Eye For Film >> Movies >> Chi Girl (1999) Film Review
Chi Girl
Reviewed by: Trinity
This is a mockumentary about a guy, a girl, her ex and his camera. A guy arrives in Chicago to make a great documentary but soon finds a complete lack of anything interesting to shoot. Instead Randy meets up with Heather Green, a fairly annoying, slightly strange writer for an underground Chicago paper. She has a weird theory that "any woman could pick up on any guy and get them to come home with her, because men were... yeah stupid." And Randy, stuck for a better idea, decides to film her trying to prove it.

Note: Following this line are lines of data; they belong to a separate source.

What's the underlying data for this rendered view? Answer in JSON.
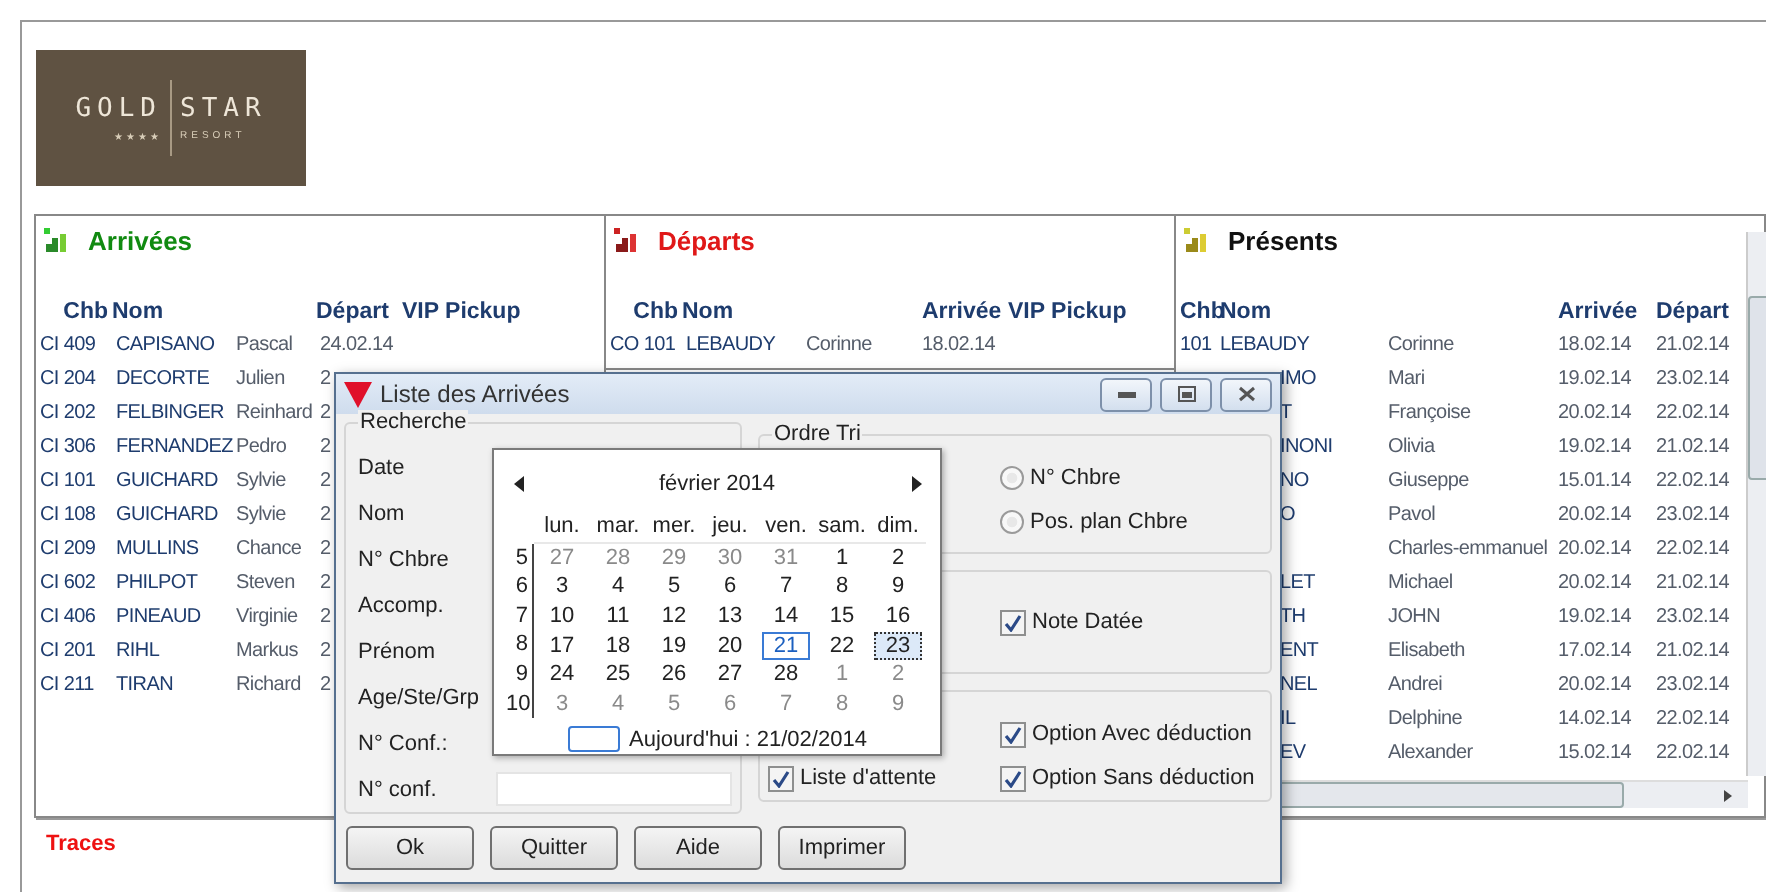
{
  "logo": {
    "word_left": "GOLD",
    "word_right": "STAR",
    "stars": "★★★★",
    "tagline": "RESORT"
  },
  "arrivees": {
    "title": "Arrivées",
    "columns": [
      "Chb",
      "Nom",
      "Départ",
      "VIP Pickup"
    ],
    "rows": [
      {
        "chb": "CI 409",
        "nom": "CAPISANO",
        "prenom": "Pascal",
        "date": "24.02.14"
      },
      {
        "chb": "CI 204",
        "nom": "DECORTE",
        "prenom": "Julien",
        "date": "2"
      },
      {
        "chb": "CI 202",
        "nom": "FELBINGER",
        "prenom": "Reinhard",
        "date": "2"
      },
      {
        "chb": "CI 306",
        "nom": "FERNANDEZ",
        "prenom": "Pedro",
        "date": "2"
      },
      {
        "chb": "CI 101",
        "nom": "GUICHARD",
        "prenom": "Sylvie",
        "date": "2"
      },
      {
        "chb": "CI 108",
        "nom": "GUICHARD",
        "prenom": "Sylvie",
        "date": "2"
      },
      {
        "chb": "CI 209",
        "nom": "MULLINS",
        "prenom": "Chance",
        "date": "2"
      },
      {
        "chb": "CI 602",
        "nom": "PHILPOT",
        "prenom": "Steven",
        "date": "2"
      },
      {
        "chb": "CI 406",
        "nom": "PINEAUD",
        "prenom": "Virginie",
        "date": "2"
      },
      {
        "chb": "CI 201",
        "nom": "RIHL",
        "prenom": "Markus",
        "date": "2"
      },
      {
        "chb": "CI 211",
        "nom": "TIRAN",
        "prenom": "Richard",
        "date": "2"
      }
    ]
  },
  "departs": {
    "title": "Départs",
    "columns": [
      "Chb",
      "Nom",
      "Arrivée",
      "VIP Pickup"
    ],
    "rows": [
      {
        "chb": "CO 101",
        "nom": "LEBAUDY",
        "prenom": "Corinne",
        "date": "18.02.14"
      }
    ]
  },
  "presents": {
    "title": "Présents",
    "columns": [
      "Chb",
      "Nom",
      "Arrivée",
      "Départ"
    ],
    "rows": [
      {
        "chb": "101",
        "nom": "LEBAUDY",
        "prenom": "Corinne",
        "arrivee": "18.02.14",
        "depart": "21.02.14"
      },
      {
        "nom": "IMO",
        "prenom": "Mari",
        "arrivee": "19.02.14",
        "depart": "23.02.14"
      },
      {
        "nom": "T",
        "prenom": "Françoise",
        "arrivee": "20.02.14",
        "depart": "22.02.14"
      },
      {
        "nom": "INONI",
        "prenom": "Olivia",
        "arrivee": "19.02.14",
        "depart": "21.02.14"
      },
      {
        "nom": "NO",
        "prenom": "Giuseppe",
        "arrivee": "15.01.14",
        "depart": "22.02.14"
      },
      {
        "nom": "O",
        "prenom": "Pavol",
        "arrivee": "20.02.14",
        "depart": "23.02.14"
      },
      {
        "prenom": "Charles-emmanuel",
        "arrivee": "20.02.14",
        "depart": "22.02.14"
      },
      {
        "nom": "LET",
        "prenom": "Michael",
        "arrivee": "20.02.14",
        "depart": "21.02.14"
      },
      {
        "nom": "TH",
        "prenom": "JOHN",
        "arrivee": "19.02.14",
        "depart": "23.02.14"
      },
      {
        "nom": "ENT",
        "prenom": "Elisabeth",
        "arrivee": "17.02.14",
        "depart": "21.02.14"
      },
      {
        "nom": "NEL",
        "prenom": "Andrei",
        "arrivee": "20.02.14",
        "depart": "23.02.14"
      },
      {
        "nom": "IL",
        "prenom": "Delphine",
        "arrivee": "14.02.14",
        "depart": "22.02.14"
      },
      {
        "nom": "EV",
        "prenom": "Alexander",
        "arrivee": "15.02.14",
        "depart": "22.02.14"
      }
    ]
  },
  "traces": "Traces",
  "dialog": {
    "title": "Liste des Arrivées",
    "recherche": {
      "title": "Recherche",
      "labels": [
        "Date",
        "Nom",
        "N° Chbre",
        "Accomp.",
        "Prénom",
        "Age/Ste/Grp",
        "N° Conf.:",
        "N° conf."
      ]
    },
    "ordre_tri": {
      "title": "Ordre Tri",
      "options": [
        {
          "label": "N° Chbre",
          "selected": false
        },
        {
          "label": "Pos. plan Chbre",
          "selected": false
        }
      ]
    },
    "note_datee": {
      "label": "Note Datée",
      "checked": true
    },
    "liste_attente": {
      "label": "Liste d'attente",
      "checked": true
    },
    "options": [
      {
        "label": "Option Avec déduction",
        "checked": true
      },
      {
        "label": "Option Sans déduction",
        "checked": true
      }
    ],
    "buttons": [
      "Ok",
      "Quitter",
      "Aide",
      "Imprimer"
    ]
  },
  "calendar": {
    "month": "février 2014",
    "weekdays": [
      "lun.",
      "mar.",
      "mer.",
      "jeu.",
      "ven.",
      "sam.",
      "dim."
    ],
    "weeks": [
      {
        "number": "5",
        "days": [
          {
            "day": "27",
            "muted": true,
            "today": false,
            "selected": false
          },
          {
            "day": "28",
            "muted": true,
            "today": false,
            "selected": false
          },
          {
            "day": "29",
            "muted": true,
            "today": false,
            "selected": false
          },
          {
            "day": "30",
            "muted": true,
            "today": false,
            "selected": false
          },
          {
            "day": "31",
            "muted": true,
            "today": false,
            "selected": false
          },
          {
            "day": "1",
            "muted": false,
            "today": false,
            "selected": false
          },
          {
            "day": "2",
            "muted": false,
            "today": false,
            "selected": false
          }
        ]
      },
      {
        "number": "6",
        "days": [
          {
            "day": "3",
            "muted": false,
            "today": false,
            "selected": false
          },
          {
            "day": "4",
            "muted": false,
            "today": false,
            "selected": false
          },
          {
            "day": "5",
            "muted": false,
            "today": false,
            "selected": false
          },
          {
            "day": "6",
            "muted": false,
            "today": false,
            "selected": false
          },
          {
            "day": "7",
            "muted": false,
            "today": false,
            "selected": false
          },
          {
            "day": "8",
            "muted": false,
            "today": false,
            "selected": false
          },
          {
            "day": "9",
            "muted": false,
            "today": false,
            "selected": false
          }
        ]
      },
      {
        "number": "7",
        "days": [
          {
            "day": "10",
            "muted": false,
            "today": false,
            "selected": false
          },
          {
            "day": "11",
            "muted": false,
            "today": false,
            "selected": false
          },
          {
            "day": "12",
            "muted": false,
            "today": false,
            "selected": false
          },
          {
            "day": "13",
            "muted": false,
            "today": false,
            "selected": false
          },
          {
            "day": "14",
            "muted": false,
            "today": false,
            "selected": false
          },
          {
            "day": "15",
            "muted": false,
            "today": false,
            "selected": false
          },
          {
            "day": "16",
            "muted": false,
            "today": false,
            "selected": false
          }
        ]
      },
      {
        "number": "8",
        "days": [
          {
            "day": "17",
            "muted": false,
            "today": false,
            "selected": false
          },
          {
            "day": "18",
            "muted": false,
            "today": false,
            "selected": false
          },
          {
            "day": "19",
            "muted": false,
            "today": false,
            "selected": false
          },
          {
            "day": "20",
            "muted": false,
            "today": false,
            "selected": false
          },
          {
            "day": "21",
            "muted": false,
            "today": true,
            "selected": false
          },
          {
            "day": "22",
            "muted": false,
            "today": false,
            "selected": false
          },
          {
            "day": "23",
            "muted": false,
            "today": false,
            "selected": true
          }
        ]
      },
      {
        "number": "9",
        "days": [
          {
            "day": "24",
            "muted": false,
            "today": false,
            "selected": false
          },
          {
            "day": "25",
            "muted": false,
            "today": false,
            "selected": false
          },
          {
            "day": "26",
            "muted": false,
            "today": false,
            "selected": false
          },
          {
            "day": "27",
            "muted": false,
            "today": false,
            "selected": false
          },
          {
            "day": "28",
            "muted": false,
            "today": false,
            "selected": false
          },
          {
            "day": "1",
            "muted": true,
            "today": false,
            "selected": false
          },
          {
            "day": "2",
            "muted": true,
            "today": false,
            "selected": false
          }
        ]
      },
      {
        "number": "10",
        "days": [
          {
            "day": "3",
            "muted": true,
            "today": false,
            "selected": false
          },
          {
            "day": "4",
            "muted": true,
            "today": false,
            "selected": false
          },
          {
            "day": "5",
            "muted": true,
            "today": false,
            "selected": false
          },
          {
            "day": "6",
            "muted": true,
            "today": false,
            "selected": false
          },
          {
            "day": "7",
            "muted": true,
            "today": false,
            "selected": false
          },
          {
            "day": "8",
            "muted": true,
            "today": false,
            "selected": false
          },
          {
            "day": "9",
            "muted": true,
            "today": false,
            "selected": false
          }
        ]
      }
    ],
    "today_label": "Aujourd'hui : 21/02/2014"
  }
}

Chi Girl is a difficult film to get into at first. The amateurish style has been upped by shooting everything in one take using natural lighting. The character of Heather Green is the kind of whining, pathetic person who is a self-defeatist and it's easy to be annoyed by her. As Randy, and the film, follow her, we are introduced to her friends and we watch half-cringing, half-gaping as she tries in vain to pick up various men. Then Randy discovers she is actually stalking an ex-boyfriend and our perceptions change.
The atmosphere is reminiscent of Woody Allen: the jazz score and occasional monologues over random city images. The central theme is of sexual paranoia. But where Chi Girl deviates is in the change, not of Heather, but of Randy which paints a masterly portrait of obsession.
Chi Girl is yet another example of the guerilla film-making approach. However, unlike many others, it manages to be both strangely compelling and scarily familiar.